There's nowhere for an actor to hide in Becky Mode's one-man satire,
Fully Committed. The script demands impeccable comic timing, split-second switching of forty different characters and enough accents to start a UN round table. The Brevity Theatre Co. found the right team for the job in actor
Nick Curnow and director Alexander Butt.
His main role is Sam Peliczowski, an unemployed actor whose day job involves manning the internal and external phone lines of a four-star Manhattan restaurant. The other thirty-nine roles are the characters with which Sam interacts during the course of one working day. While A-listers and wanna-be A-listers hob nob in luxury upstairs, he's trapped in a drab, windowless basement, fielding a relentless stream of calls from ridiculously importunate customers. Despite the restaurant being booked out for months, they'll stop at nothing to land a table, from bribery to melodrama to sheer persistence.
Simultaneously, Sam must cope with an egotistical chef, a catty headwaiter, a well-meaning but clueless security guard and his gentle father, who just wants to know whether or not his son will come home for Christmas. Plus, he's desperately waiting for a call back from the Lincoln Centre.

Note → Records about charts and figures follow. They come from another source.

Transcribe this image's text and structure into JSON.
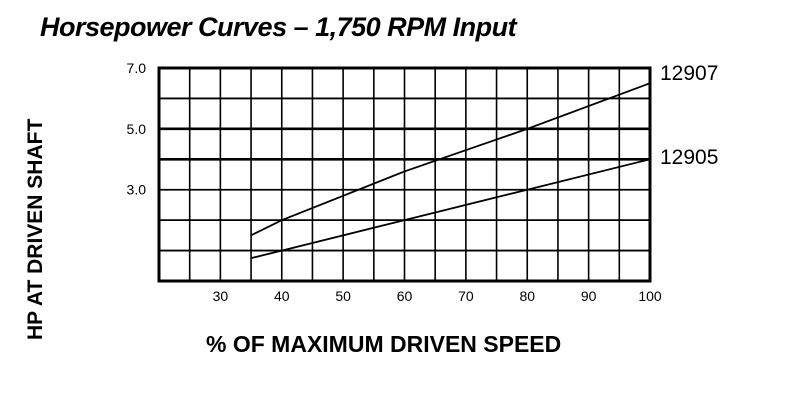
{
  "chart_data": {
    "type": "line",
    "title": "Horsepower Curves – 1,750 RPM Input",
    "xlabel": "% OF MAXIMUM DRIVEN SPEED",
    "ylabel": "HP AT DRIVEN SHAFT",
    "xlim": [
      20,
      100
    ],
    "ylim": [
      0,
      7
    ],
    "x_ticks": [
      30,
      40,
      50,
      60,
      70,
      80,
      90,
      100
    ],
    "y_ticks": [
      "7.0",
      "5.0",
      "3.0"
    ],
    "grid": true,
    "grid_x_step": 5,
    "grid_y_step": 1,
    "legend_position": "right (inline labels at line ends)",
    "series": [
      {
        "name": "12907",
        "x": [
          35,
          40,
          60,
          80,
          100
        ],
        "y": [
          1.5,
          2.0,
          3.6,
          5.0,
          6.5
        ]
      },
      {
        "name": "12905",
        "x": [
          35,
          40,
          60,
          80,
          100
        ],
        "y": [
          0.75,
          1.0,
          2.0,
          3.0,
          4.0
        ]
      }
    ]
  },
  "labels": {
    "title": "Horsepower Curves – 1,750 RPM Input",
    "xlabel": "% OF MAXIMUM DRIVEN SPEED",
    "ylabel": "HP AT DRIVEN SHAFT"
  },
  "colors": {
    "line": "#000000",
    "background": "#ffffff"
  }
}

Curnow wins us over as the beleaguered Sam. We find ourselves committed to his mounting struggle to maintain his cool and he skillfully sustains the tension necessary to the will-he-won't-he-lose-it suspense. Moreover, the deft swapping between characters is not only convincing, but hilariously entertaining, without being over-the-top. Curnow meets the challenge of the script with both scope and finesse.
Debuted in Australia at the
New Theatre as part of Sydney Fringe Festival, Fully Committed was
The Brevity Theatre Co.'s first ever production. It's an exhilarating start.